Vienna is “of course not ready to conclude deals that harm Austria,” said Austria’s Chancellor Sebastian Kurz.

“Austria should not have to take on the legacy of a failed welcoming culture that is in Europe linked to some names,” charged far-right Interior Minister Herbert Kickl, in an attack against Merkel.

Earlier the right-wing government had warned that if Germany pushes ahead with its plans, Vienna would be “ready to take measures to protect our southern borders in particular,” meaning the frontiers with Italy and Slovenia.

 ‘Erroneous attitude’ 

Vienna’s reaction raised the spectre of a domino effect in Europe, with member states taking increasingly restrictive measures to shut out refugees.

Czech Prime Minister Andrej Babis, whose country has flatly refused to take in migrants under a controversial EU quota, leapt on the chance to urge Europe to close its borders.

“Germany has made it very clear that people who disembark in Italy or Greece do not have the right to choose to live in Germany. Hopefully Italy and Greece will understand and close their borders,” he tweeted.

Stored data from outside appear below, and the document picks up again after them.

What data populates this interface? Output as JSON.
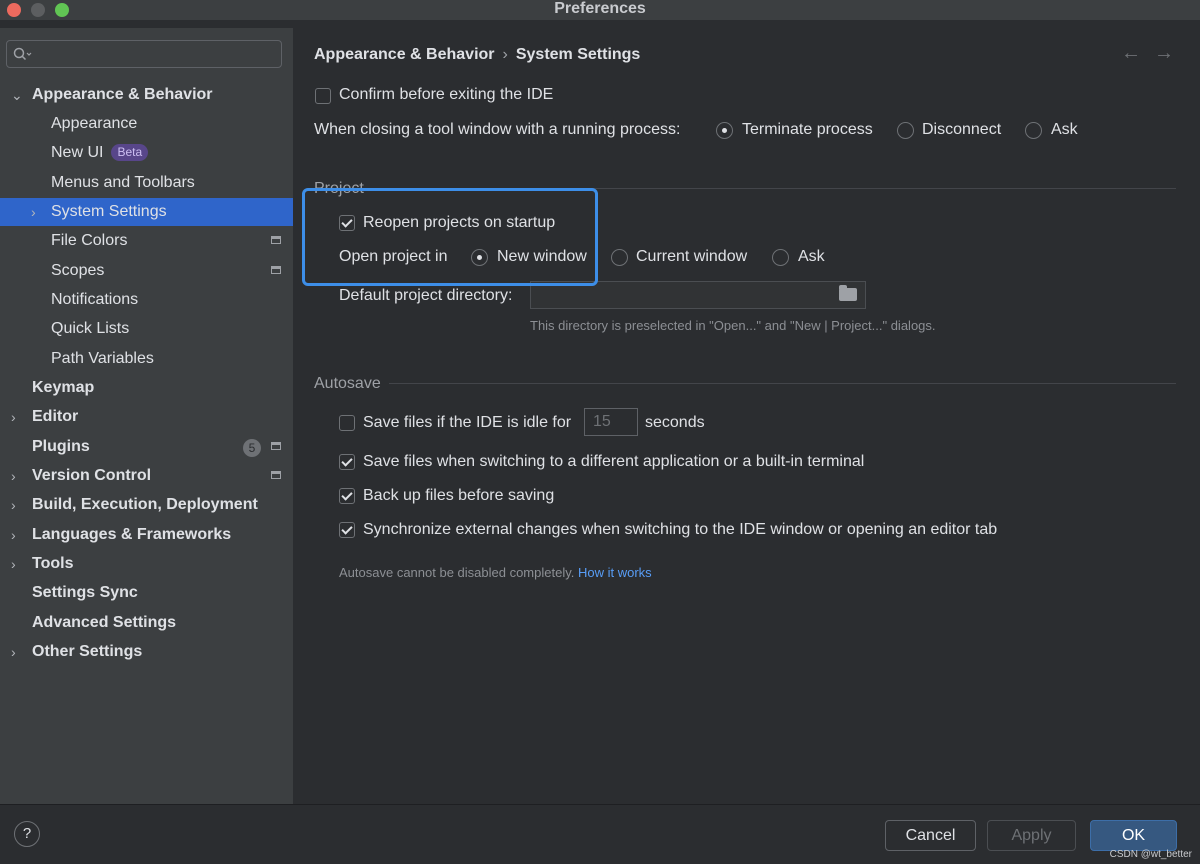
{
  "window": {
    "title": "Preferences"
  },
  "sidebar": {
    "search_placeholder": "",
    "items": [
      {
        "label": "Appearance & Behavior",
        "expanded": true
      },
      {
        "label": "Appearance"
      },
      {
        "label": "New UI",
        "badge": "Beta"
      },
      {
        "label": "Menus and Toolbars"
      },
      {
        "label": "System Settings",
        "selected": true
      },
      {
        "label": "File Colors"
      },
      {
        "label": "Scopes"
      },
      {
        "label": "Notifications"
      },
      {
        "label": "Quick Lists"
      },
      {
        "label": "Path Variables"
      },
      {
        "label": "Keymap"
      },
      {
        "label": "Editor"
      },
      {
        "label": "Plugins",
        "count": "5"
      },
      {
        "label": "Version Control"
      },
      {
        "label": "Build, Execution, Deployment"
      },
      {
        "label": "Languages & Frameworks"
      },
      {
        "label": "Tools"
      },
      {
        "label": "Settings Sync"
      },
      {
        "label": "Advanced Settings"
      },
      {
        "label": "Other Settings"
      }
    ]
  },
  "breadcrumb": {
    "parent": "Appearance & Behavior",
    "separator": "›",
    "current": "System Settings"
  },
  "general": {
    "confirm_exit_label": "Confirm before exiting the IDE",
    "confirm_exit_checked": false,
    "closing_label": "When closing a tool window with a running process:",
    "closing_options": [
      "Terminate process",
      "Disconnect",
      "Ask"
    ],
    "closing_selected": "Terminate process"
  },
  "project": {
    "section_title": "Project",
    "reopen_label": "Reopen projects on startup",
    "reopen_checked": true,
    "open_in_label": "Open project in",
    "open_in_options": [
      "New window",
      "Current window",
      "Ask"
    ],
    "open_in_selected": "New window",
    "default_dir_label": "Default project directory:",
    "default_dir_value": "",
    "default_dir_hint": "This directory is preselected in \"Open...\" and \"New | Project...\" dialogs."
  },
  "autosave": {
    "section_title": "Autosave",
    "idle_label": "Save files if the IDE is idle for",
    "idle_checked": false,
    "idle_value": "15",
    "idle_unit": "seconds",
    "switch_label": "Save files when switching to a different application or a built-in terminal",
    "switch_checked": true,
    "backup_label": "Back up files before saving",
    "backup_checked": true,
    "sync_label": "Synchronize external changes when switching to the IDE window or opening an editor tab",
    "sync_checked": true,
    "hint": "Autosave cannot be disabled completely.",
    "hint_link": "How it works"
  },
  "buttons": {
    "help": "?",
    "cancel": "Cancel",
    "apply": "Apply",
    "ok": "OK"
  },
  "watermark": "CSDN @wt_better",
  "colors": {
    "accent": "#2f65ca",
    "highlight_box": "#3d8ee8",
    "link": "#589df6",
    "ok_button": "#365880"
  }
}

Italy’s Prime Minister Giuseppe Conte took aim at Merkel for seeking to tackle movements of migrants within the bloc, rather than stopping them from entering the EU in the first place.

“If we concentrate on the resolution of secondary movement, it’s an erroneous attitude that brings no solution,” warned Conte.

Hungary’s hardline Prime Minister Viktor Orban told Bild daily that he planned to phone Kurz shortly to discuss the German plan.

But he stressed that “the Hungarian position has been known since 2015 and since last week’s Brussels summit it is also the EU’s position – protection of the EU’s external borders and reception centres outside the EU”.

‘Internment camps’

Merkel’s decision in 2015 to open Germany’s borders to asylum seekers, many fleeing war in Syria and Iraq, has deeply divided the country and its neighbours.

Since then, popular misgivings over the migrant influx have given populist and anti-immigration forces a boost across several European nations, including Italy and Austria where far-right parties are now sharing power.

The simmering resentment in Germany erupted in June when Seehofer threatened Merkel with an ultimatum to curb arrivals, sparking the worst political crisis of her government of just barely 100 days.

After gruelling talks, Merkel and Seehofer agreed late Monday to hold migrants in “transit centres” on the Austrian frontier to allow the speedy processing of asylum seekers and the repatriation of those rejected.

They would either be sent back to EU countries that previously registered them or, in case arrival countries reject this, be sent back to Austria, pending a now questionable agreement with Vienna.

Seehofer was due to travel Thursday to Vienna to push his plan.

CSU general secretary Markus Blume called the hardening policy proposal the last building block “in a turn-around on asylum policy”, even as the number of new arrivals has fallen dramatically over the last several months.

The accord covers about one-quarter of them, with 18,000 already-registered people crossing the Germany border between January and May this year.

But in what probably feels like a game of whack-a-mole for Merkel, dissent came from the left of her coalition just as she has put down the dispute from the right.

SPD deputy chairman Ralf Stegner voiced opposition to the transit centres, writing on Twitter: “We don’t want any refugee families behind guarded fences.”

One of the SPD’s migration experts, Aziz Bozkurt, also charged that the proposed holding centres would be “impractical and fully on track with the AfD” – the far-right anti-immigration party.

The centre-left’s party leader Andrea Nahles sounded a more optimistic tone after talks with Merkel and Seehofer on Tuesday evening, saying that progress has been made.

But she said a new round of coalition leadership talks will be held on Thursday night before the party decides whether to rubberstamp the accord.

Other parties viewed the deal as a betrayal of Germany’s welcoming face to refugees.

Annalena Baerbock of the opposition Greens party spoke of “internment camps”, accusing the conservatives of “bidding goodbye to our country’s moral compass”.